Rhizomelic chondrodysplasia punctata (RCDP) is a heterogenous group of disorders due to defects in genes encoding peroxisomal proteins required for plasmalogen (PL) biosynthesis, specifically PEX7 and PEX5 receptors, or GNPAT, AGPS and FAR1 enzymes. Most patients have congenital cataract and skeletal dysplasia. In the classic form, there is profound growth restriction and psychomotor delays, with most patients not advancing past infantile developmental milestones. Disease severity correlates to erythrocyte PL levels, which are almost undetectable in severe (classic) RCDP. In milder (nonclassic) forms, residual PL levels are associated with improved growth and development. However, the clinical course of this milder group remains largely unknown as only a few cases were reported. Using as inclusion criteria the ability to communicate and walk, we identified 16 individuals from five countries, ages 5-37 years, and describe their clinical, biochemical and molecular profiles. The average age at diagnosis was 2.6 years and most had cataract, growth deficiency, joint contractures, and developmental delays. Other major symptoms were learning disability (87%), behavioral issues (56%), seizures (43%), and cardiac defects (31%). All patients had decreased C16:0 PL levels that were higher than in classic RCDP, and up to 43% of average controls. Plasma phytanic acid levels were elevated in most patients. There were several common, and four novel, PEX7, and GNPAT hypomorphic alleles in this cohort. These results can be used to support earlier diagnosis and improve management in patients with mild RCDP.

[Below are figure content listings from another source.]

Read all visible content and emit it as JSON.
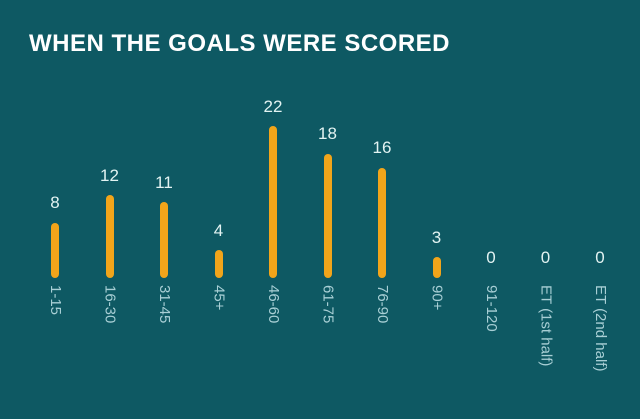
{
  "title": "WHEN THE GOALS WERE SCORED",
  "colors": {
    "background": "#0e5963",
    "bar": "#f2a51a",
    "title_text": "#ffffff",
    "value_label_text": "#e2f3f2",
    "axis_label_text": "#a8cfd5"
  },
  "chart_data": {
    "type": "bar",
    "title": "WHEN THE GOALS WERE SCORED",
    "categories": [
      "1-15",
      "16-30",
      "31-45",
      "45+",
      "46-60",
      "61-75",
      "76-90",
      "90+",
      "91-120",
      "ET (1st half)",
      "ET (2nd half)"
    ],
    "values": [
      8,
      12,
      11,
      4,
      22,
      18,
      16,
      3,
      0,
      0,
      0
    ],
    "xlabel": "",
    "ylabel": "",
    "ylim": [
      0,
      22
    ],
    "grid": false,
    "legend_position": "none",
    "value_labels_shown": true,
    "x_tick_rotation_deg": 90,
    "bar_shape": "thin-rounded-lollipop"
  }
}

肢根型点状软骨发育不良(RCDP)是一组异质性疾病,由编码缩醛磷脂(PL)生物合成所需过氧化物酶体蛋白的基因突变引起,特别是PEX7和PEX5受体,或GNPAT、AGPS和FAR1酶。大多数患者患有先天性白内障和骨骼发育异常。在典型形式中,存在严重的生长受限和精神运动发育迟缓,大多数患者未超过婴儿发育里程碑。疾病严重程度与红细胞PL水平相关,在严重(典型)RCDP中几乎检测不到。在较轻(非典型)形式中,残余PL水平与生长发育改善相关。然而,由于仅报道了少数病例,这一较轻组的临床病程在很大程度上仍不清楚。以沟通和行走能力作为纳入标准,我们从五个国家确定了16名年龄在5至37岁之间的个体,并描述了他们的临床、生化和分子特征。诊断时的平均年龄为2.6岁,大多数人患有白内障、生长缺陷、关节挛缩和发育迟缓。其他主要症状为学习障碍(87%)、行为问题(56%)、癫痫发作(43%)和心脏缺陷(31%)。所有患者的C16:0 PL水平均降低,高于典型RCDP患者,最高可达平均对照组的43%。大多数患者的血浆植烷酸水平升高。该队列中有几个常见的以及四个新的PEX7和GNPAT低表达等位基因。这些结果可用于支持轻度RCDP患者的早期诊断并改善管理。